Adjusted survival curve (Cox regression) for acute rejection according to pretransplant sensitization status. 95%CI, 95% confidence interval; HR, hazard ratio.

(0.1MB).

Because this was a retrospective observational study, our findings may have been affected by biases inherent to studies of this nature. The small number of patients and events will also have resulted in underpowering, which may have particularly affected our analysis of posttransplant mortality.

It would seem reasonable to assume that the risk of sensitization increases with support duration. This relationship, however, might have a spurious component, as patients awaiting the results of desensitization therapy might have to wait longer for a transplant.

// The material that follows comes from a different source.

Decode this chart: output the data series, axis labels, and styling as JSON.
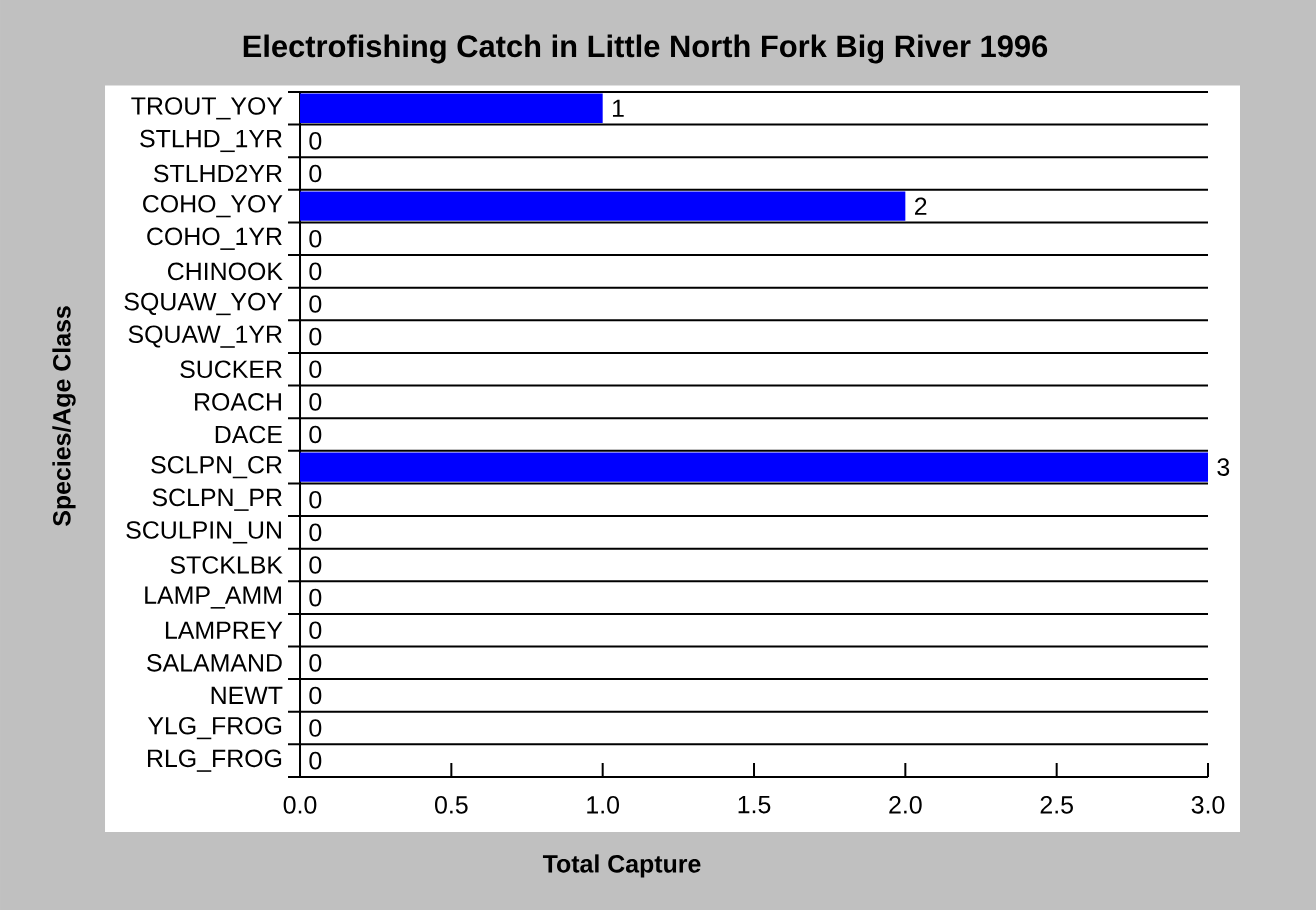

At our hospital, we monitor risk of rejection through periodic clinical and echocardiographic evaluations, and only perform biopsy in equivocal cases or following suspicious clinical events. The lack of histopathologic findings to support a diagnosis of AR is another limitation of our study.

Sensitization levels (cPRA values) may also vary, as they depend on the composition of the antibody panel and the detection method used.

Nonetheless, our study describes clinical practice in a group of heart transplant patients over a period of 10 years and is the first to focus on treatment strategies and outcomes in patients who become sensitized during short-term VAD support.